In my 2009 book “The Mom & Pop Store: True Stories from the Heart of America,” I profiled almost 50 independent shops – from a drugstore in Manhattan and a bookstore in Bellingham, Washington to a German bakery in Chicago and an African American soul food restaurant in Memphis. I also included Spector’s Meat Market, my family’s butcher shop in Perth Amboy, New Jersey, where I worked every Saturday of my teenage years, beginning the week after my bar mitzvah in 1960.
These businesses define and connect our communities. Jane Jacobs, who wrote about my old Greenwich Village neighborhood in “The Death and Life of Great American Cities,” pointed out, “It’s not the chain stores that provide the characters on the streets of a neighborhood; it’s the small businesses that do that.”
New Orleans is the home of two of the businesses profiled in my book. Six weeks after 2005’s Hurricane Katrina, Tom Lowenburg and his wife Judith Lafite re-opened Octavia Books. “We did it because we thought that a bookstore is not just a Mom & Pop business,” said Tom. “A bookstore is a special kind of business, where people meet and exchange ideas. It’s a place where people can get inspired to do things. It’s a building block for building the city back.”

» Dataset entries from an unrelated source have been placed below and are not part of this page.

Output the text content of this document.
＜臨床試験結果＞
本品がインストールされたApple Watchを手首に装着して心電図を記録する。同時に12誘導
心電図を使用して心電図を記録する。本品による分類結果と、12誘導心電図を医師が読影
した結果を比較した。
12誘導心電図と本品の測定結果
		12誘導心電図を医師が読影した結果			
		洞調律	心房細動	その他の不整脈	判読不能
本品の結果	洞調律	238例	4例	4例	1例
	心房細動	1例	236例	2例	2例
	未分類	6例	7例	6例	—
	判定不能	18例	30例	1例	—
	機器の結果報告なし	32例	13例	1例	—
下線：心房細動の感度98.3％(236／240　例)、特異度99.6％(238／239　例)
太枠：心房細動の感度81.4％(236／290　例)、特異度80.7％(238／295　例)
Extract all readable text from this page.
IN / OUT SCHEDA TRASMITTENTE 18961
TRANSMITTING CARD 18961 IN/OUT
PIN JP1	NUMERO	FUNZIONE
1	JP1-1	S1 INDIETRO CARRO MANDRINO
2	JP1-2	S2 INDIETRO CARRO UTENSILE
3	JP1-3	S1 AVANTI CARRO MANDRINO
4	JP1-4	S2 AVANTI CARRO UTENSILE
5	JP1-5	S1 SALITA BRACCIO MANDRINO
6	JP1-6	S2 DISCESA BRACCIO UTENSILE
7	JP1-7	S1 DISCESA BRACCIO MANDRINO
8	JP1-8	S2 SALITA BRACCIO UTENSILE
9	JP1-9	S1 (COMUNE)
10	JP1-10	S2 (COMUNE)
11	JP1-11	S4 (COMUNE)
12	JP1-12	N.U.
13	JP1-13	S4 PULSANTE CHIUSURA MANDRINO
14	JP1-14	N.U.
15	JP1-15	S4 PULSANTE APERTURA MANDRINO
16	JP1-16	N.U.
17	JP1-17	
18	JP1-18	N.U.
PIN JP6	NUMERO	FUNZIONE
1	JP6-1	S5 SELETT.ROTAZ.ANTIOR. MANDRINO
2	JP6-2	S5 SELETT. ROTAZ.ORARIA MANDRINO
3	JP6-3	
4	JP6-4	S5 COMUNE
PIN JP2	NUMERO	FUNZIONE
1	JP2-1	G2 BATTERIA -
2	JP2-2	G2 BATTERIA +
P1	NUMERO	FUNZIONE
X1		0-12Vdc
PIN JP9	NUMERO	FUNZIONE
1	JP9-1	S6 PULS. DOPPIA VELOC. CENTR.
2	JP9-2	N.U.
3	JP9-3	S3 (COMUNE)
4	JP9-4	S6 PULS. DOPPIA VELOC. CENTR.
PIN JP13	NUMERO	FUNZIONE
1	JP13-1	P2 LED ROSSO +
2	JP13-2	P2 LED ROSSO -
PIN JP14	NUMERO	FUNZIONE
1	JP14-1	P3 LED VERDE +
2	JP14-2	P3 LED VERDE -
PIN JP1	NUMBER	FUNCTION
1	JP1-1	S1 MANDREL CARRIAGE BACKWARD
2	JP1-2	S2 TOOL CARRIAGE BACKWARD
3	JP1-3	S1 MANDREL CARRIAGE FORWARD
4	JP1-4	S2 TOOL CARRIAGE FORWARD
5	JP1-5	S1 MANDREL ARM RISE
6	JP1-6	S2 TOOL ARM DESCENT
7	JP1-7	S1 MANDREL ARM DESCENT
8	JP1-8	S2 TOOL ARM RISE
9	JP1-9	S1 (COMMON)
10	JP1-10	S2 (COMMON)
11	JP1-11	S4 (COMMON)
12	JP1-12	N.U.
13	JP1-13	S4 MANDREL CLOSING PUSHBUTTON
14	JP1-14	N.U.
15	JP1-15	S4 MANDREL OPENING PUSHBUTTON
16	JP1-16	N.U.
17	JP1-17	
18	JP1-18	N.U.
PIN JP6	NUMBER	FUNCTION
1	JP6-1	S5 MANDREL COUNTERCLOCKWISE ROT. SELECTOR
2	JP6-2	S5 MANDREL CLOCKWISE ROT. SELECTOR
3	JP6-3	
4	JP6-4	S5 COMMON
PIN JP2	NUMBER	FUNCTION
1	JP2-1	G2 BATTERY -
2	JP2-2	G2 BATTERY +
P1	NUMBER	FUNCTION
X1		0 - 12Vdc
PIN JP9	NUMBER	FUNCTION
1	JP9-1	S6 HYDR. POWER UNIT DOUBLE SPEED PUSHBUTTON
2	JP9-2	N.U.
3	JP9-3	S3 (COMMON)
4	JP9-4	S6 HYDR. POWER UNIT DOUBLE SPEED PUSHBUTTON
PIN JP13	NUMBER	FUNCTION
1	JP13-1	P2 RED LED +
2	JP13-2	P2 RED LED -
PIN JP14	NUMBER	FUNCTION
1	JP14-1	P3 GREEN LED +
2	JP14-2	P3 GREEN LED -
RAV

Vincent’s Italian Cuisine is a classic neighborhood restaurant in the Uptown section of New Orleans. Four weeks after Katrina, co-owner Tony Imbraguglio and his crew reopened Vincent’s even though it had a couple of big holes in its roof (which they temporarily covered with tarp). Once they got Vincent’s in reasonable shape, they put up a two-by-four plywood sign that proclaimed: “VINCENT’S IS OPEN.”
A Mom & Pop store always represents hope – the hope of the proprietor and the hope of the community.
Imbraguglio told me, “People were coming down the street, honking their horns, giving us the thumbs-up sign, and saying thank you. It was every single car. It was like a parade.” For a while, the staff at Vincent’s had to use paper plates and plastic knives, forks, and spoons because they couldn’t wash dishes with contaminated water. Every morning, they had to fill up buckets of water or buy containers of water. All the pasta was boiled in that water, which was a two-hour chore.
“The first few nights we had candles on the wall,” Tony fondly recalled. “People just love that memory. The simplicity of it just made everyone feel good. People were very emotional. They would cry. They would say, ‘Thank you’. This is our sanity. This is our sanctuary. This shows us that there’s hope in the city of New Orleans.’”
Rick Danko, the late, great bass player and singer of The Band, once said, “When we were younger, we always wanted to change the world, or thought we could. Now, I think we’re smart enough to know that we’re just here to help the neighborhood.”
How do we help the neighborhood? As we slowly, inevitably emerge from our current crisis, let’s remember to give as much of our dollars as we can to support our local independent businesses because they need us today more than ever. And we need them just as much. A Mom & Pop store always represents hope – the hope of the proprietor and the hope of the community.